Indeks

Robot dapat membuat pekerjaan menjadi tidak berarti bagi rekan-rekannya

Banyak yang telah (dan akan terus) ditulis mengenai dampak otomatisasi terhadap pasar tenaga kerja. Dalam jangka pendek, banyak pengusaha mengeluhkan ketidakmampuan mereka merekrut dan mempertahankan karyawan, sehingga mendorong kemajuan adopsi robot. Dampak jangka panjang dari perubahan besar ini terhadap pasar tenaga kerja masih harus dilihat.

Salah satu aspek percakapan yang sering diabaikan adalah bagaimana perilaku karyawan mendengar rekan-rekan robotik mereka. Ada banyak hal yang bisa dikatakan mengenai sistem yang menambah atau menghapus hal-hal yang mengganggu pekerjaan kerah biru. Namun apakah teknologi ini juga bisa berdampak negatif terhadap sikap karyawan? Semua hal ini bisa menjadi kenyataan pada saat yang bersamaan.

Brookings Institute minggu ini merilis hasil serangkaian penelitian yang dilakukan selama satu setengah dekade terakhir untuk menilai dampak robotika terhadap pekerjaan yang “bermakna”. Lembaga think tank mendefinisikan konsep yang valid sebagai berikut:

“Dalam mengeksplorasi apa yang membuat pekerjaan bermakna, kami mengandalkan teori efikasi diri. Menurut teori ini, kepuasan terhadap tiga kebutuhan psikologis bawaan—kompetensi, otonomi, dan keterhubungan—sangat penting untuk memotivasi karyawan dan memberi mereka tujuan dalam pekerjaan mereka. bekerja.”

Data tersebut diambil dari survei terhadap pekerja yang dilakukan di 14 pabrik di 20 negara Eropa, dilanjutkan dengan data penyebaran robot yang disediakan oleh International Federation of Robotics. Industri yang disurvei antara lain meliputi otomotif, farmasi, makanan dan minuman, serta manufaktur baja.

Organisasi memberikan laporan negatif mengenai makna pekerja dan otonomi.
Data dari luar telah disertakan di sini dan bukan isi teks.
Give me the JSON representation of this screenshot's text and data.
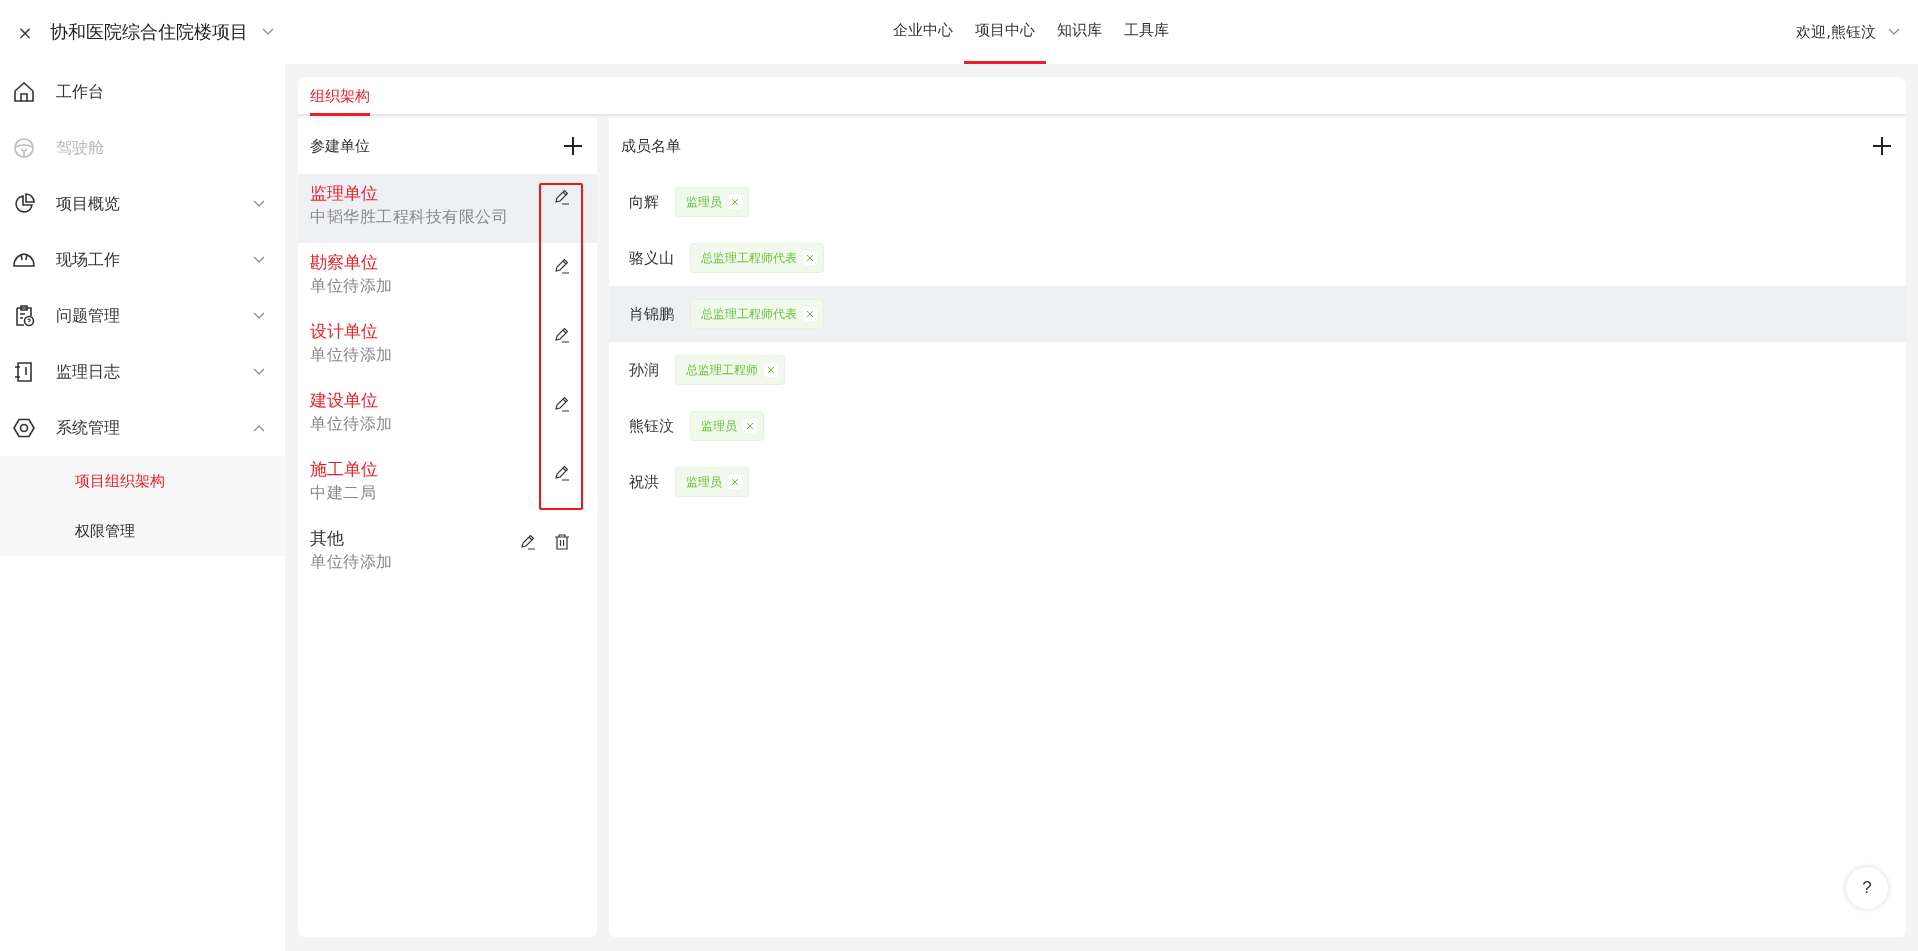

“Jika penggunaan robot dalam industri makanan dan minuman meningkat untuk menyamai industri otomotif,” kata Brookings, “kami memperkirakan penurunan yang signifikan sebesar 6,8% pada tenaga kerja dasar dan penurunan otonomi sebesar 7,5%. Otonomi mencerminkan kekhawatiran yang sedang berlangsung mengenai apakah pengenalan robotika di pabrik akan mengarah pada robotisasi peran yang dilakukan rekan kerja. Memang benar, ada argumen yang menyatakan bahwa praktik-praktik ini secara efektif menghilangkan banyak aspek berulang dari peran-peran tersebut.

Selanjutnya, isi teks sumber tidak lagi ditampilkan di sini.